Pros and cons of Docker technology - Exploring benefits and drawbacks of Docker tool
The oft-repeated question is foregrounded by the developers, why Docker is preferable to the virtual machine? Docker, a container-based platform, helps the application to be deployed, replicated, moved, and backed up even more quickly with respect to virtual machines. With better container image tools than LXC, Docker enables a developer to create libraries of images, makeover the applications from multiple images, and helps him to launch those containers. It runs a container with a kind of flexibility that only clouds can offer to an infrastructure.
Docker's pros
1. Docker containers encapsulates the apps from others and the underlying system. It makes an easy pathway for the application to use the system resources like CPU, GPU, memory, I/O, networking, etc. Docker makes it definite to keep the data and code separated.
2. Docker is so portable that the containers can operate in any appropriate environment in any machine. The application environment and the underlying operating environment remain clean and cozy as the application is not linked with the host operating system.
For example, MySQL for Linux container can function in any Linux system . All the parts associated with the app are stockpiled in the same container.
Interestingly Docker container images are platform-specific. A Windows container is not active on Linux and vice versa.
3. Docker is characterized by its high degree of composability of the containers.
Business applications are usually a set of several separate components like a web server, a database, an in-memory cache. Containers hold the quality of composing these pieces into a functional unit with easily changeable parts. Each piece means a different container that can be modified, maintained, updated, swapped out separately, and thereby, the platform becomes a natural choice against the sluggish traditional development processes and non-pliable monolithic apps.

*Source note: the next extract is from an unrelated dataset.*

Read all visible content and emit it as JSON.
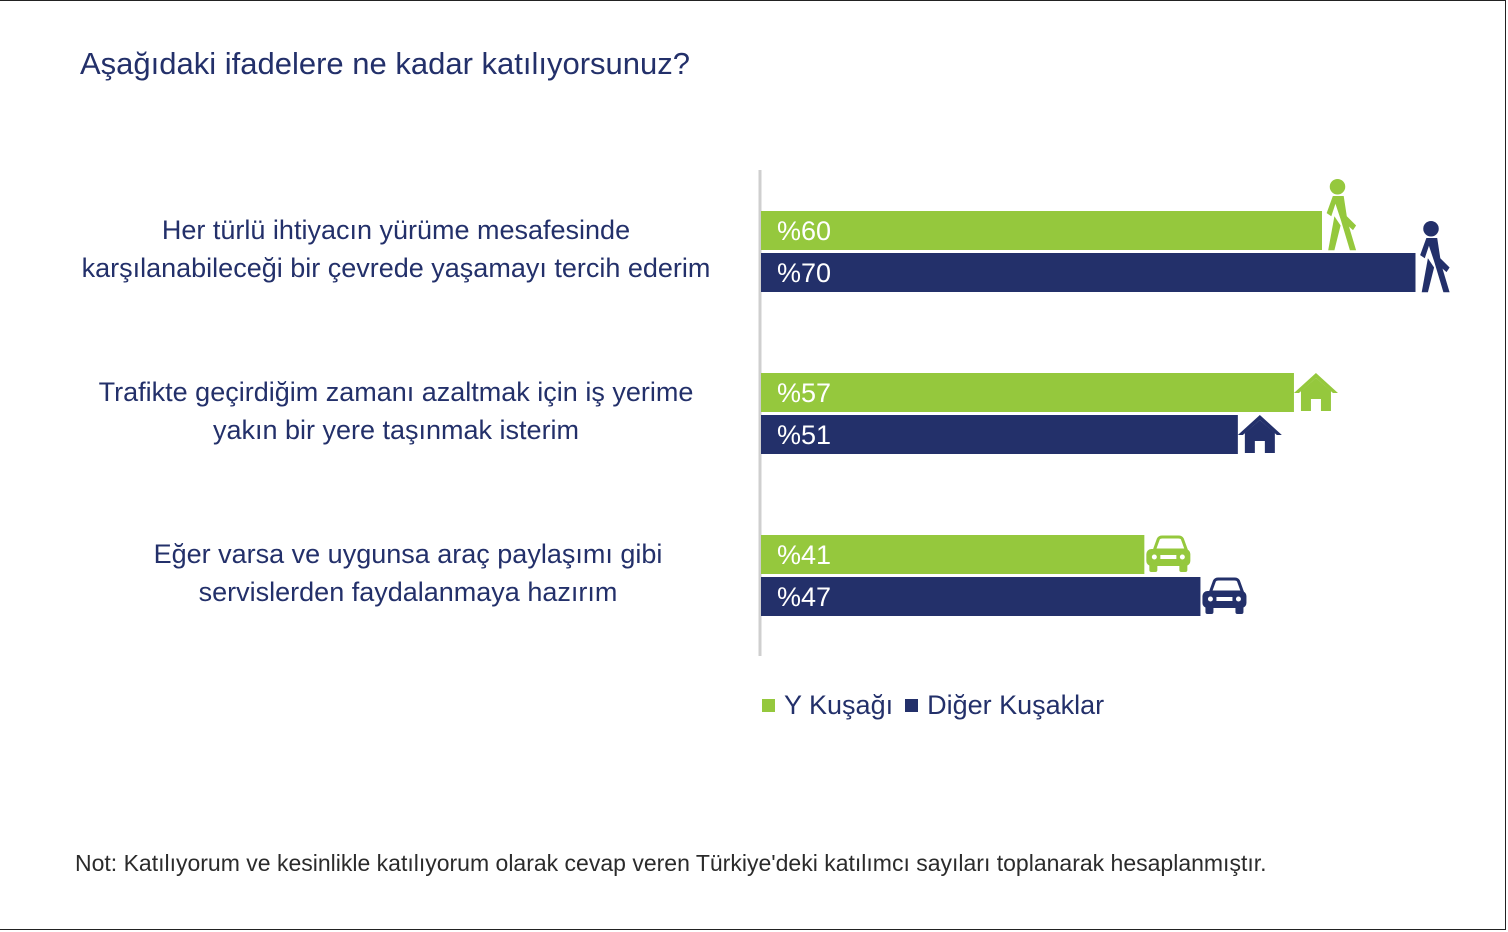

It is an easy go for lightweight and portable containers to develop and maintain microservices-based applications.
4. A slew of containers can be operated simultaneously from a given system. The reason is, they are lightweight and carry little overhead. Again, they are useful to scale an application across clusters of systems and to regulate services to meet spikes in demand or to preserve resources. Docker posses an effective built-in orchestration system, It owns Swarm mode for less demanding cases. This is how Docker's containers offer easy orchestration and scaling.
Docker cons
Docker containers are adept in solving a great number of problems, but it is no elixir. It has its own distinctive disadvantages too.
1. Docker cannot provide a high degree of isolation for processes that the virtual machines can. A Windows virtual machine can run on a Linux hypervisor and vice versa. On the contrary, Docker's operation is system-specific.
2. Docker Containers use the host operating system’s resource in a controlled measure. Many applications use the same OS kernel. The outcome is, containerized apps cannot provide isolation as thorough as virtual machines.
Conclusion
Docker is a very popular platform. However, it is continuously evolving to meet its shortcomings. For example, the Docker team has developed a solution to let loose the platform from its system-specific activity. They have created "Manifests" to let it operate in multiple operating systems.